Sonntag 17. Dezember 2017

Das Feuer des Glaubens am Brennen halten

Lagerfeuer

Das Feuer des Glaubens brennt nicht selbstverständlich weiter. Wie wichtig es ist, immer wieder "nachzulegen", "sich neu entzünden zu lassen", darauf will folgender Beitrag aus unserer Cursillozeitung "der 4. Tag",  Ausgabe 4/16, hinweisen.

„Das Mitarbeitertreffen ist für mich wie ´ein Scheit nachlegen` ins Feuer des Glaubens“ so die Beschreibung einer Teilnehmerin unseres letzten Treffens.

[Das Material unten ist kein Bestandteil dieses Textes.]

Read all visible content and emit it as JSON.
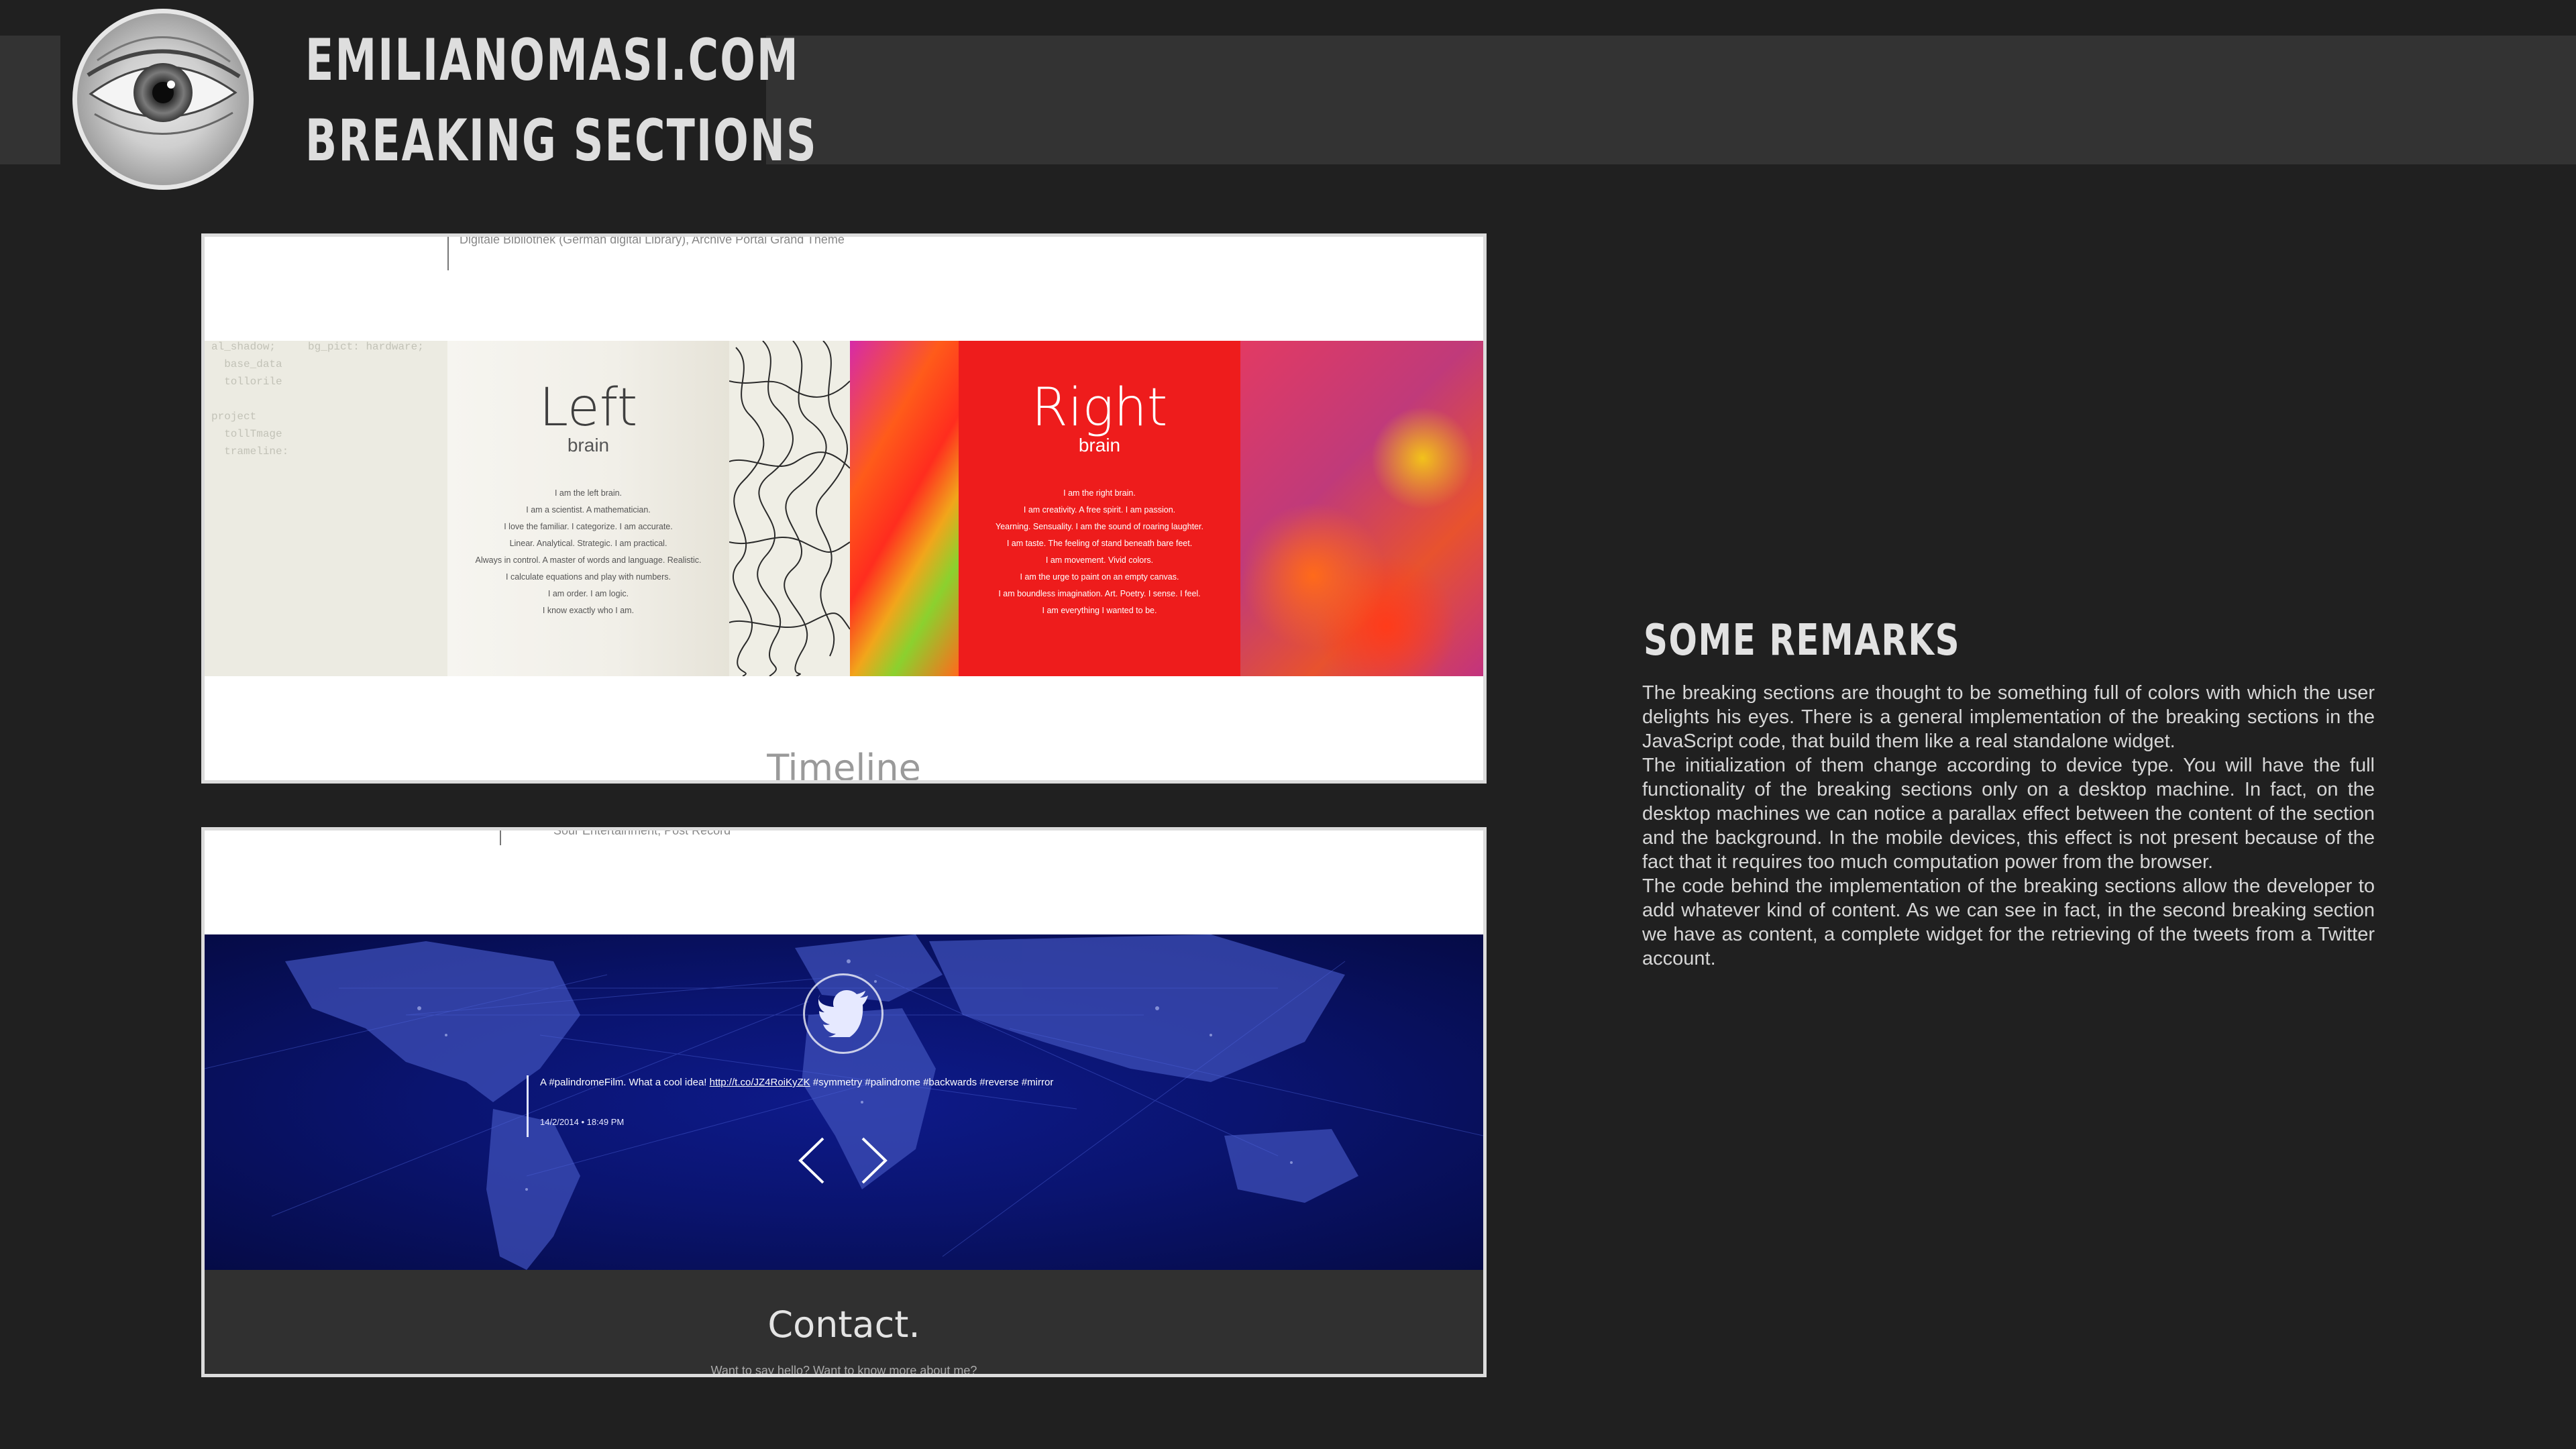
{
  "header": {
    "title": "EMILIANOMASI.COM",
    "subtitle": "BREAKING SECTIONS",
    "avatar_icon": "eye-photo"
  },
  "shot_brain": {
    "clipped_header_text": "Digitale Bibliothek (German digital Library), Archive Portal Grand Theme",
    "code_lines": [
      "al_shadow;     bg_pict: hardware;",
      "  base_data",
      "  tollorile",
      "",
      "project",
      "  tollTmage",
      "  trameline:"
    ],
    "left": {
      "title": "Left",
      "subtitle": "brain",
      "lines": [
        "I am the left brain.",
        "I am a scientist. A mathematician.",
        "I love the familiar. I categorize. I am accurate.",
        "Linear. Analytical. Strategic. I am practical.",
        "Always in control. A master of words and language. Realistic.",
        "I calculate equations and play with numbers.",
        "I am order. I am logic.",
        "I know exactly who I am."
      ]
    },
    "right": {
      "title": "Right",
      "subtitle": "brain",
      "lines": [
        "I am the right brain.",
        "I am creativity. A free spirit. I am passion.",
        "Yearning. Sensuality. I am the sound of roaring laughter.",
        "I am taste. The feeling of stand beneath bare feet.",
        "I am movement. Vivid colors.",
        "I am the urge to paint on an empty canvas.",
        "I am boundless imagination. Art. Poetry. I sense. I feel.",
        "I am everything I wanted to be."
      ]
    },
    "next_heading": "Timeline"
  },
  "shot_twitter": {
    "clipped_header_text": "Sour Entertainment, Post Record",
    "bird_icon": "twitter-bird-icon",
    "tweet": {
      "text_before": "A #palindromeFilm. What a cool idea! ",
      "link": "http://t.co/JZ4RoiKyZK",
      "text_after": " #symmetry #palindrome #backwards #reverse #mirror",
      "date": "14/2/2014 • 18:49 PM"
    },
    "next_heading": "Contact.",
    "contact_sub": "Want to say hello? Want to know more about me?"
  },
  "remarks": {
    "title": "SOME REMARKS",
    "paragraphs": [
      "The breaking sections are thought to be something full of colors with which the user delights his eyes. There is a general implementation of the breaking sections in the JavaScript code, that build them like a real standalone widget.",
      "The initialization of them change according to device type. You will have the full functionality of the breaking sections only on a desktop machine. In fact, on the desktop machines we can notice a parallax effect between the content of the section and the background. In the mobile devices, this effect is not present because of the fact that it requires too much computation power from the browser.",
      "The code behind the implementation of the breaking sections allow the developer to add whatever kind of content. As we can see in fact, in the second breaking section we have as content, a complete widget for the retrieving of the tweets from a Twitter account."
    ]
  },
  "colors": {
    "page_bg": "#202020",
    "header_band": "#333333",
    "right_brain_red": "#ee1c1c",
    "world_blue": "#0a1470",
    "contact_bg": "#303030"
  }
}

Folgende Geschichte verdeutlicht diese Erfahrung:
„Ein paar Männer saßen um ein Lagerfeuer und wärmten sich. Einer von ihnen wollte nicht mehr länger im Kreis sitzen. Er nahm einen brennenden Holzspan heraus aus dem gemeinsamen Feuer und setzte sich damit abseits, fern der anderen. Sein glimmender Span leuchtete und wärmte zwar noch ein bisschen, aber bald wurde es dunkel und kalt um ihn. So entschloss sich der Mann nach längerem Zögern, wieder in den Kreis der anderen zu gehen und sich am Feuer und in der Gemeinschaft zu wärmen.“

Das gilt auch für unseren Weg als Glaubende. „Allein gehst ein“ – ein Wort das bei mir  vom Cursillo hängen geblieben ist, sagt dasselbe aus. Wir müssen als Glaubende immer wieder zum gemeinsamen Feuer kommen, damit es nicht kalt und dunkel wird um uns und in uns.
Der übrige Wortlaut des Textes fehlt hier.